コロナ禍が続く中、「外飲み」の受け皿になる格好で、新ジャンル(第3のビール)とRTD(チューハイ・サワー類)の販売が好調だ。サントリーは5月12日に新ジャンル「サントリーブルー」を発売。鬱陶しい梅雨を吹き飛ばす、スッキリした飲みやすさが人気となっている。常に新しい需要を創造することを目指すサントリーが、この新商品にかける意気込みとは何か。マーケティング本部ブランド戦略部の宮下弘至課長に開発の経緯と販売概況を聞いた。

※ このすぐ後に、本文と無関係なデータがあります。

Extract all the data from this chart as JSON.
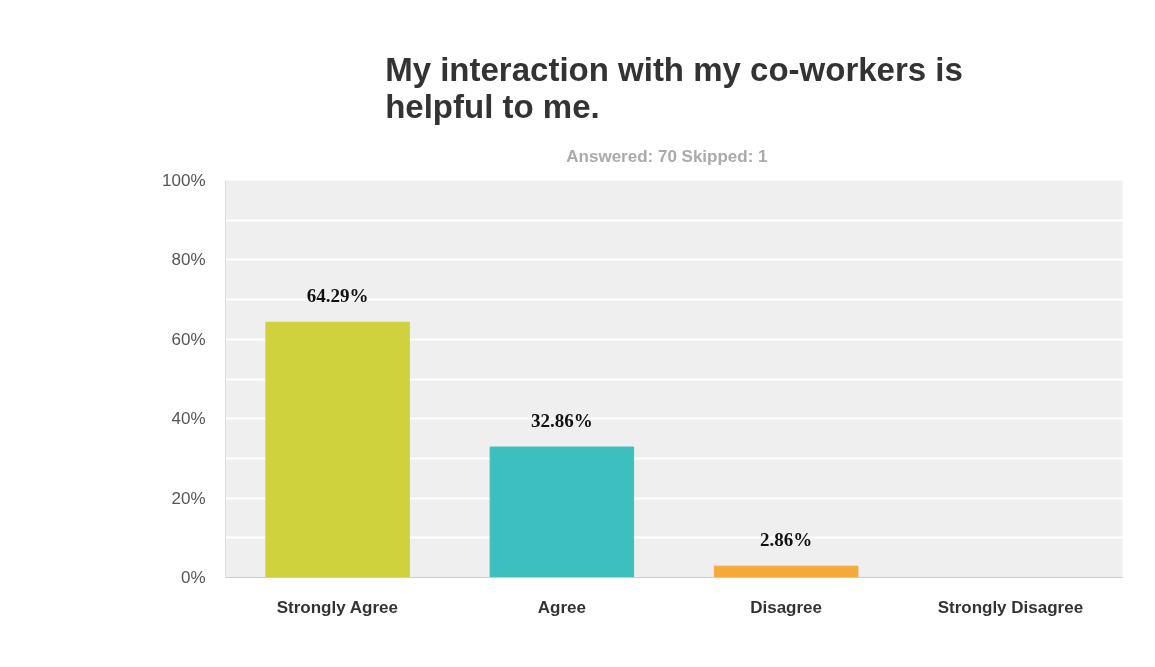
{
  "chart_data": {
    "type": "bar",
    "title": "My interaction with my co-workers is\nhelpful to me.",
    "subtitle": "Answered: 70    Skipped: 1",
    "categories": [
      "Strongly Agree",
      "Agree",
      "Disagree",
      "Strongly Disagree"
    ],
    "values": [
      64.29,
      32.86,
      2.86,
      0
    ],
    "value_labels": [
      "64.29%",
      "32.86%",
      "2.86%",
      null
    ],
    "colors": [
      "#cfd23c",
      "#3dbfc0",
      "#f4a93a",
      "#9b6fb5"
    ],
    "ylim": [
      0,
      100
    ],
    "yticks": [
      {
        "value": 0,
        "label": "0%"
      },
      {
        "value": 10,
        "label": null
      },
      {
        "value": 20,
        "label": "20%"
      },
      {
        "value": 30,
        "label": null
      },
      {
        "value": 40,
        "label": "40%"
      },
      {
        "value": 50,
        "label": null
      },
      {
        "value": 60,
        "label": "60%"
      },
      {
        "value": 70,
        "label": null
      },
      {
        "value": 80,
        "label": "80%"
      },
      {
        "value": 90,
        "label": null
      },
      {
        "value": 100,
        "label": "100%"
      }
    ],
    "grid": "y"
  }
}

「ビール類は好き、というお客様も2杯目はハイボールやチューハイなどに切り替える方が増えている。より、スッキリ、飲みやすさを求めるニーズが強い」と分析し、「ここに新ジャンルが更に進化する余地がある」と語る。ターゲットは「ビールの味わいが好きだが、最近ちょっと重いと感じる、RTD併飲層でもある」30~50代の男女だ。販売計画は年間で220万ケース(大瓶20本換算)。 開発は2017年にさかのぼる。当時から、海外の飲料の嗜好トレンドは、苦味を低減し、負担なく・楽に飲める、一言でいえば“レスビター・モアフレーバー”に変化しており、これは日本でも同様の流れだったという。「近年人気の高いレモンサワーも、すいすい飲めるという、ニアウォーター的なアプローチで好まれている。ビールならではの味わいを感じながらも、もっと負担なく楽に飲める、これが低迷するビール類市場を盛り上げる鍵だ」とインサイト仮説をたてた。 スッキリ味でありつつ、こだわって作られた新ジャンル。加えて、やはりサントリーらしい強み・こだわりを活かしたい。そこで生まれたアプローチが「天然水×エール」だ。 「スッキリさ」に、サントリーの「天然水へのこだわり」を掛け合わせた。サントリーのビール類は、もちろんすべてに天然水を使用している。しかし、ここまでパッケージの前面に大きく打ち出すことは珍しい。「サントリーの天然水は、お客様には“南アルプス”や“ウイスキー”、“体に良さそう”“美味しそう”、あるいは“環境活動に熱心”といった、いいイメージを持ってもらえている。スッキリクリアな新ジャンルと親和性が高いと判断した」。 そして、ザ・プレミアム・モルツ〈香るエール〉で培った知見を活かし、醸造香が特徴のエール酵母を使用することで“飲んだ実感”を付与するとともに、カスケードホップを使用することで、爽快感のある香りを実現した。